Bier auf Ex mit Schlachterschürze

Das Jazzfestival in Moers wird immer mehr zum einem Drahtseilakt zwischen Musikveranstaltung und Jahrmarkt. Dennoch ist es überaus erfolgreich. Die ersten drei Tage waren ausverkauft

AUS MOERS PETER ORTMANN

Ein Schloss mitten in Moers. Vogelzwitschern und brennende Sonne. Keine Musik, aber schnieke Liegen auf der Wiese. Die Ruhezone für gestresste Jazzfestival-Besucher neben dem Theater im Schloßpark ist kurz nach dem Samstagmittag leer, Intendant Ulrich Greb wirbt für seine Samstagabend-Veranstaltung. Ein paar Schritte weiter wehen die ersten Töne durch die Bäume, werden lauter, die kreuzenden Wege füllen sich mit Menschen, die alle dem Festzelt entgegenwandern, mit klirrenden Bierkästen als Handgepäck.
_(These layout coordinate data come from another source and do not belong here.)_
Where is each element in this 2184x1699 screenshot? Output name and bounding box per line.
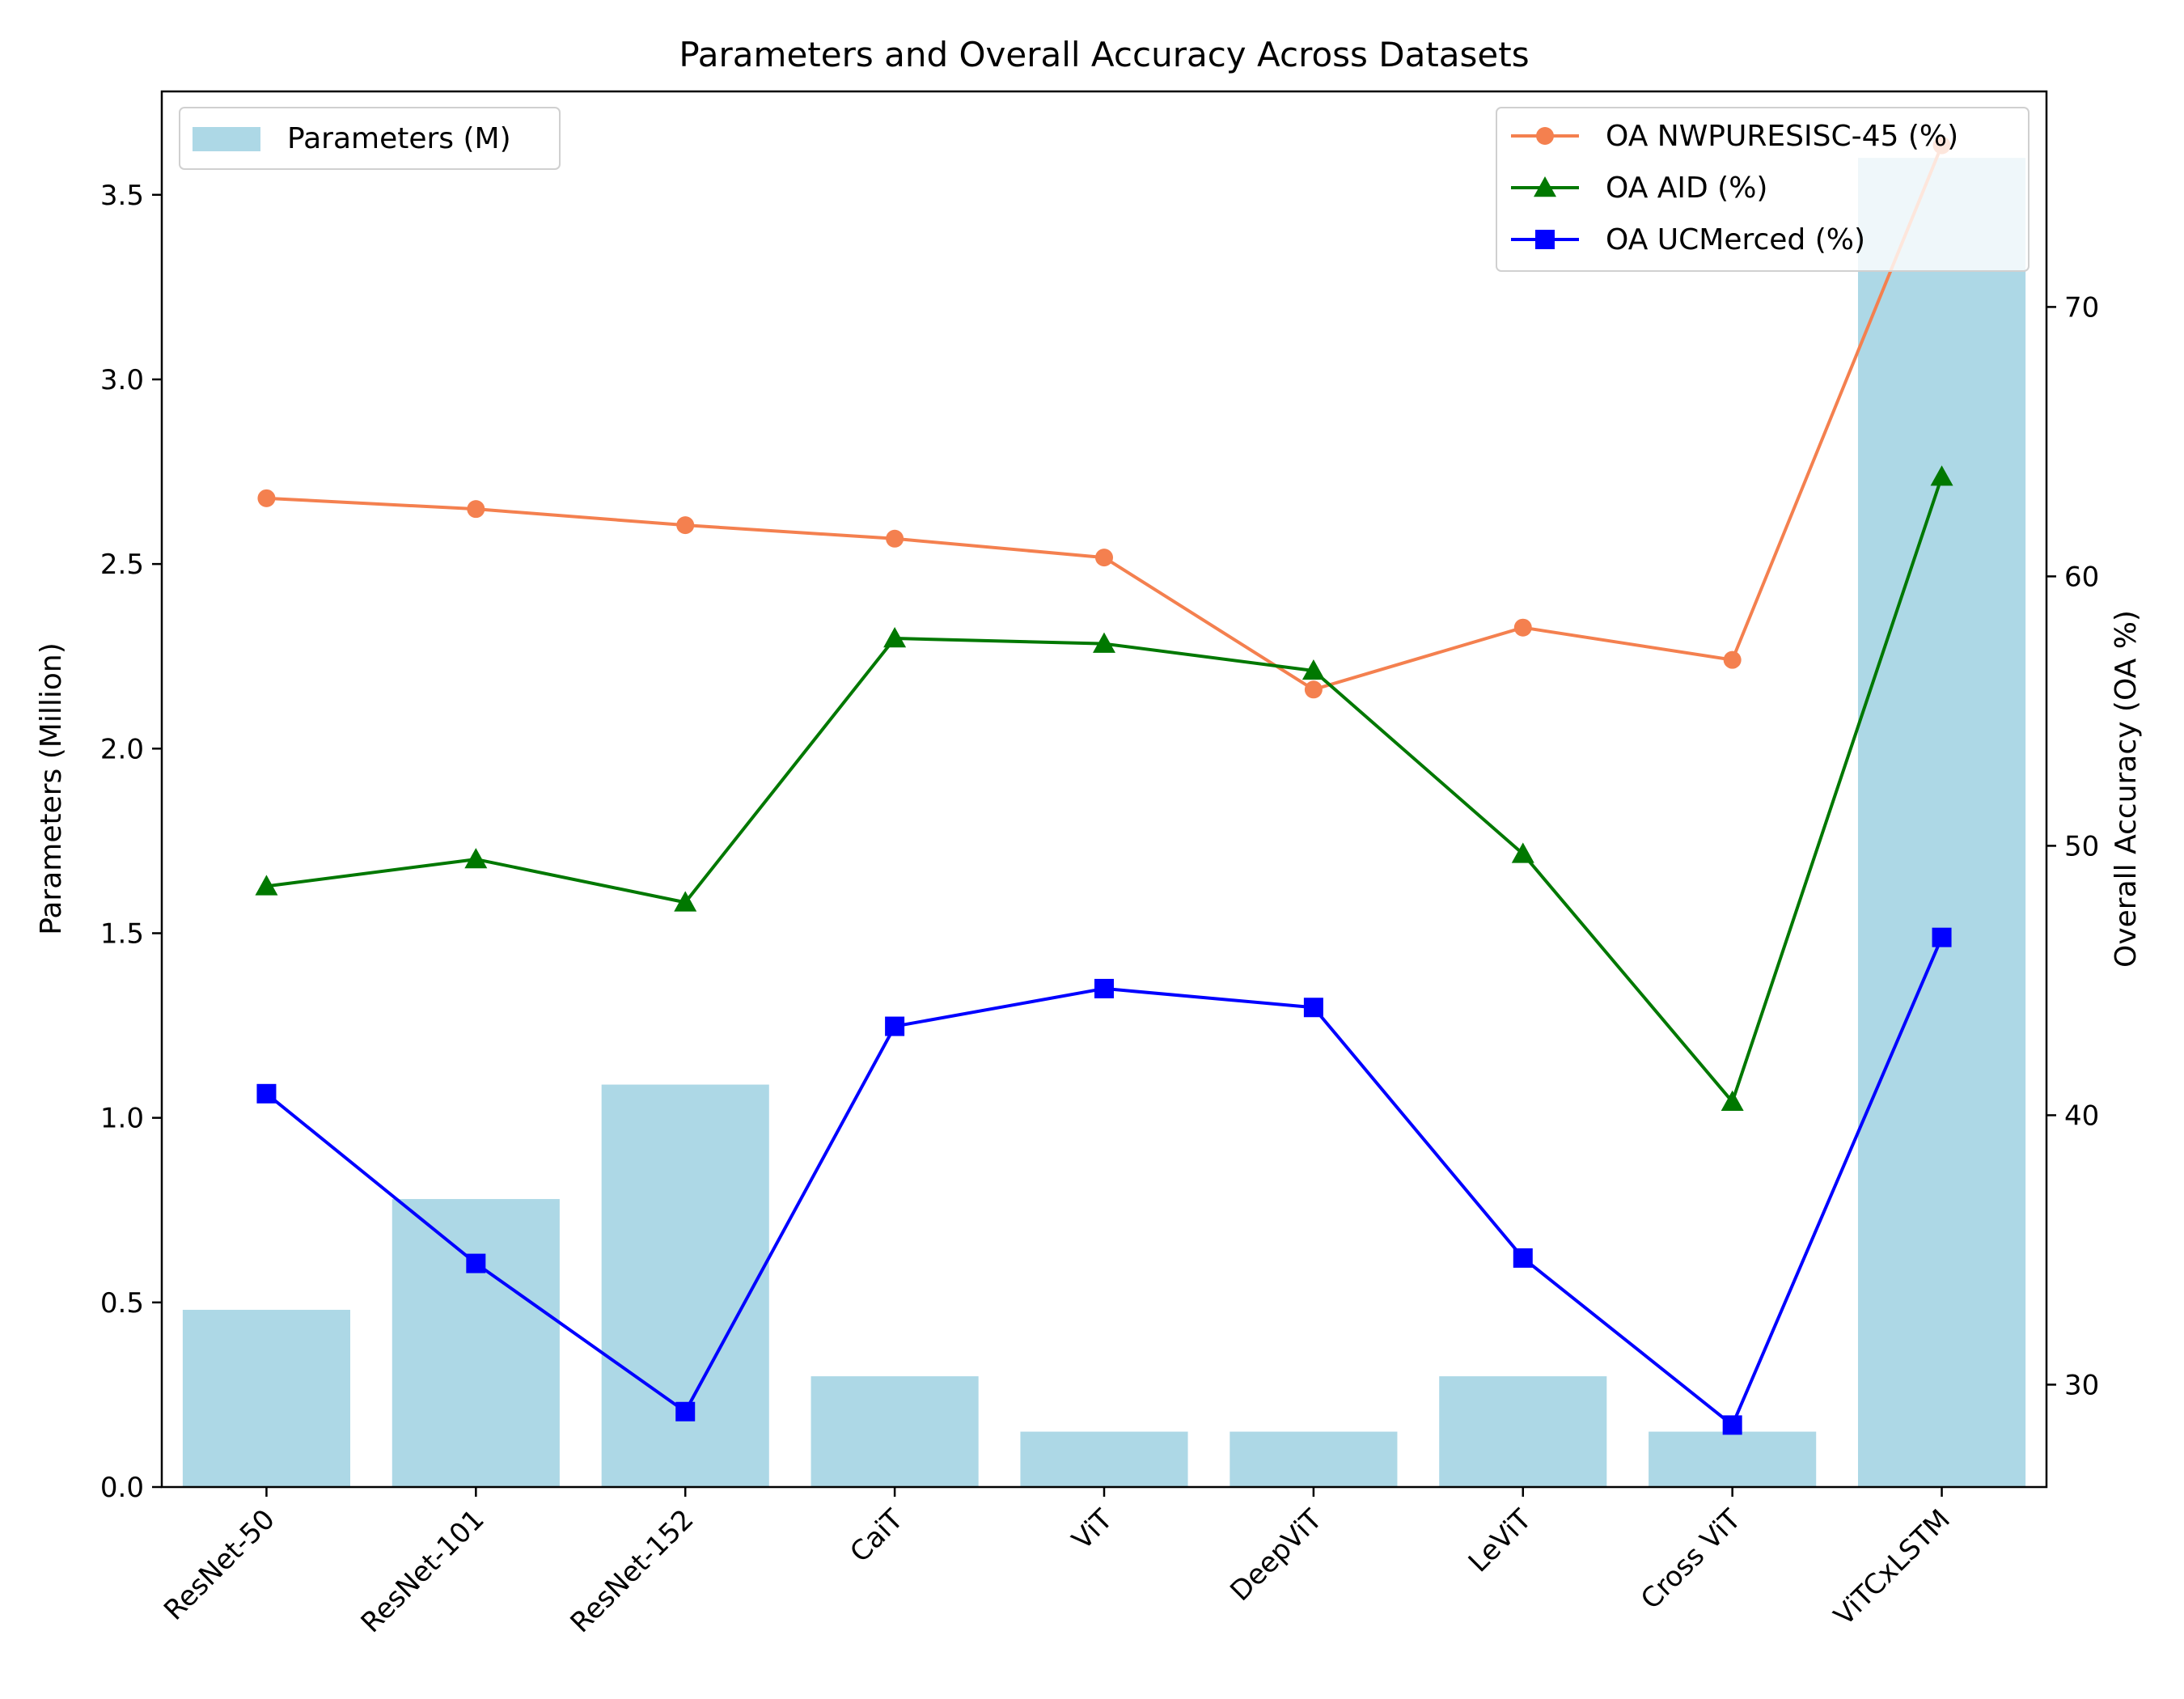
legend-label-oa-aid: OA AID (%) <box>1606 172 1767 205</box>
bar-resnet-101 <box>392 1199 560 1487</box>
point-oa-nwpuresisc-45-resnet-101 <box>467 500 485 519</box>
right-tick-label: 60 <box>2064 561 2099 593</box>
legend-parameters-label: Parameters (M) <box>287 122 511 155</box>
point-oa-aid-vit <box>1093 632 1115 653</box>
legend-parameters-swatch <box>193 127 260 151</box>
right-tick-label: 30 <box>2064 1369 2099 1401</box>
point-oa-aid-deepvit <box>1302 659 1325 680</box>
point-oa-ucmerced-cait <box>885 1016 905 1036</box>
point-oa-nwpuresisc-45-cait <box>886 529 904 548</box>
point-oa-nwpuresisc-45-resnet-50 <box>257 489 276 507</box>
legend-accuracy: OA NWPURESISC-45 (%) OA AID (%) OA UCMerce… <box>1496 107 2030 272</box>
bar-levit <box>1439 1376 1607 1487</box>
left-tick-label: 0.5 <box>100 1287 144 1320</box>
left-tick-label: 2.5 <box>100 549 144 581</box>
legend-label-oa-ucmerced: OA UCMerced (%) <box>1606 223 1865 256</box>
bar-resnet-50 <box>182 1309 350 1487</box>
point-oa-aid-cross-vit <box>1721 1090 1744 1111</box>
right-axis-label: Overall Accuracy (OA %) <box>2110 610 2143 968</box>
point-oa-ucmerced-vitcxlstm <box>1932 927 1952 947</box>
left-tick-label: 1.5 <box>100 917 144 950</box>
left-tick-label: 0.0 <box>100 1472 144 1504</box>
point-oa-aid-resnet-50 <box>255 875 278 896</box>
point-oa-aid-vitcxlstm <box>1930 465 1953 486</box>
bar-resnet-152 <box>601 1084 769 1487</box>
bar-vit <box>1020 1431 1188 1487</box>
right-axis-ticks: 30 40 50 60 70 <box>2046 291 2099 1401</box>
point-oa-nwpuresisc-45-resnet-152 <box>676 516 695 535</box>
point-oa-aid-levit <box>1511 842 1534 863</box>
right-tick-label: 70 <box>2064 291 2099 324</box>
point-oa-aid-resnet-101 <box>464 848 488 869</box>
point-oa-nwpuresisc-45-levit <box>1513 618 1532 637</box>
point-oa-ucmerced-vit <box>1094 978 1114 998</box>
point-oa-aid-cait <box>883 627 907 648</box>
left-tick-label: 2.0 <box>100 733 144 765</box>
left-tick-label: 3.0 <box>100 364 144 396</box>
bar-deepvit <box>1230 1431 1398 1487</box>
legend-marker-oa-nwpuresisc-45 <box>1536 127 1554 145</box>
bar-vitcxlstm <box>1858 158 2026 1488</box>
point-oa-ucmerced-resnet-152 <box>675 1401 696 1421</box>
left-tick-label: 3.5 <box>100 180 144 212</box>
legend-parameters: Parameters (M) <box>179 107 561 170</box>
legend-marker-oa-aid <box>1534 176 1556 197</box>
point-oa-ucmerced-levit <box>1513 1248 1533 1268</box>
point-oa-ucmerced-resnet-50 <box>256 1083 277 1104</box>
point-oa-ucmerced-resnet-101 <box>466 1253 486 1273</box>
right-tick-label: 40 <box>2064 1099 2099 1132</box>
legend-accuracy-frame <box>1496 107 2030 272</box>
point-oa-ucmerced-cross-vit <box>1722 1415 1742 1435</box>
bars-layer <box>182 158 2026 1488</box>
left-axis-label: Parameters (Million) <box>35 642 68 935</box>
bar-cait <box>811 1376 979 1487</box>
chart-title: Parameters and Overall Accuracy Across D… <box>679 35 1529 74</box>
right-tick-label: 50 <box>2064 830 2099 862</box>
point-oa-aid-resnet-152 <box>674 891 697 912</box>
point-oa-nwpuresisc-45-cross-vit <box>1723 650 1742 669</box>
point-oa-ucmerced-deepvit <box>1303 998 1323 1018</box>
point-oa-nwpuresisc-45-deepvit <box>1304 680 1323 699</box>
bar-cross-vit <box>1649 1431 1817 1487</box>
left-axis-ticks: 0.0 0.5 1.0 1.5 2.0 2.5 3.0 3.5 <box>100 180 162 1504</box>
legend-label-oa-nwpuresisc-45: OA NWPURESISC-45 (%) <box>1606 120 1958 153</box>
point-oa-nwpuresisc-45-vit <box>1095 549 1113 567</box>
legend-parameters-frame <box>179 107 561 170</box>
legend-marker-oa-ucmerced <box>1535 230 1555 249</box>
left-tick-label: 1.0 <box>100 1103 144 1135</box>
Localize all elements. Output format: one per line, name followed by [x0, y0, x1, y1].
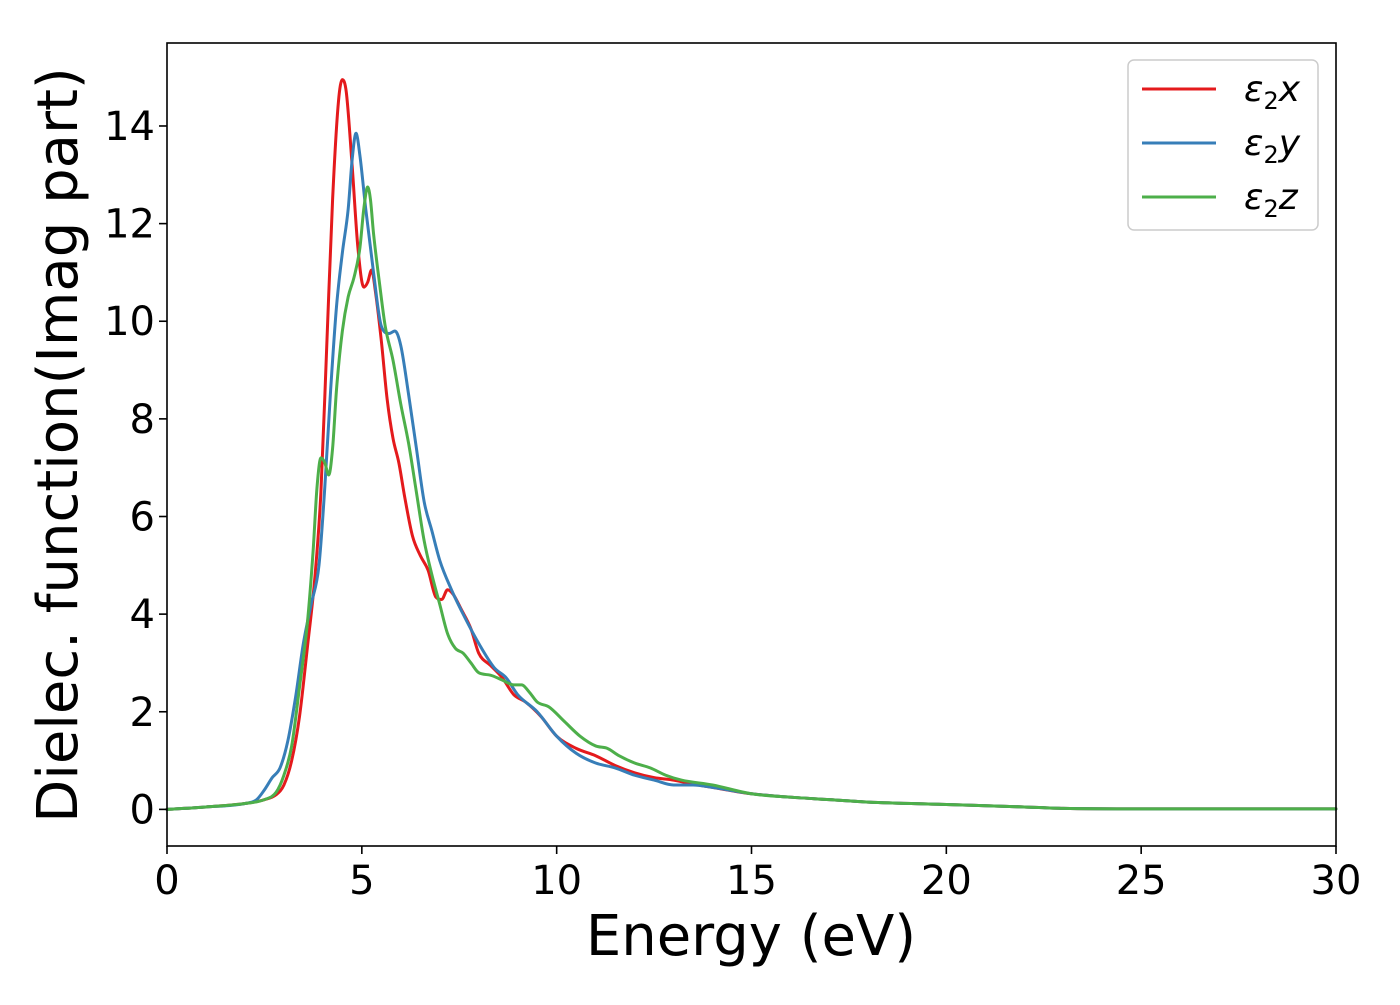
x-tick-label: 25 [1116, 858, 1167, 904]
x-tick-label: 20 [921, 858, 972, 904]
x-tick-label: 0 [154, 858, 179, 904]
legend-label-3: ε2z [1244, 177, 1299, 223]
y-tick-label: 14 [104, 104, 155, 150]
y-tick-label: 8 [130, 397, 155, 443]
y-tick-label: 6 [130, 495, 155, 541]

Das Areal im Park gleicht einer Kirmes ohne Riesenrad. Von Jahr zu Jahr endloser reihen sich Fressbuden, Bierstände und Verkaufsstände um den kleinen See, in dem das Pfandgeld der leeren Flaschen schwimmt. Aus dem eingezäunten, bunten Zirkuszelt dröhnen kurze Fetzen eines Saxophons, etwas Schlagzeug – es ist Umbaupause. Über 100.00 Besucher hat das Festival auch in diesem Jahr wieder angezogen, viele campen die vier Tage idyllisch unter Bäumen, nicht alle haben Karten. Dann tritt die charismatische Sainkho Namtchylak auf. Sie kommt aus dem sibirischen Tuva, beherrscht den Obertongesang ihrer Heimat, der ursprünglich eine männliche Domäne war. Das Zelt füllt sich schlagartig. Ein Schlagzeug, ein Saxophon, ein Laptop und die Stimme Sainkos. Sie ist der der Star an diesem Tag.

Am Sonntag ziehen Wolken auf. Auch innerhalb des Festivals. Jazz-Master Burhardt Hennen, seit 1972 dabei, taucht beim offizellen Empfang nur kurz mit Mundschutz auf und signalisiert Ärger mit der Stadt. Keiner seiner zahlreichen Helfer war geladen worden, dafür viele, die in der Stadt Rang und Namen haben wollen. Auch hätten die Stadtväter verlangt, dass Hennen sprachlos bleibt, damit er keine Kritik üben könne. Mit einer Stimme Mehrheit im Rat der Stadt wurde sein Vertrag in diesem Jahr noch einmal verlängert, vielleicht zum letzten Mal. Dabei war das Jazzfestival wieder ausgesprochen erfolgreich. 26.000 Karten wurden verkauft. „Ein Zuwachs von über zehn Prozent“, sagt Hennen auch ein bisschen stolz. Die ersten drei Tage seien komplett ausverkauft gewesen. Musikalisch gesehen war Sonntag der Höhepunkt. Die gehörlose Percussionistin Evelyn Glennie bringt mit dem Gitarristen Fred Frith bereits am frühen Nachmittag das Zelt zum Beben. Ned Rothenbergs Double Band und Ragin, Kessler und Drake aus den Staaten werden anschließend begeistert gefeiert. Abends folgt dann der Knaller. Der britische 150 Kilo-Koloss David Thomas tritt mit seinem Melodeon in einer roten Schlachterschürze auf. Seine Show mit den Reflections in the Mirrorman zerreißt fast das Zelt. Nach sechs Dosenbier auf ex und zahlreichen Flachmännern wankt Thomas glücklich von der Bühne in die Nacht.

Am verregneten Montag gibt es noch eine Hommage an Frank Zappa mit Colin Town & der NDR Bigband und abends die Brotherhood of Brass mit Frank London‘s Klezmer Brass All Stars und dem Boban Markovic‘ Orkestar. Nicht wetterfeste Hippi-Marktstände sind da vielleicht schon im Rhein geschwommen.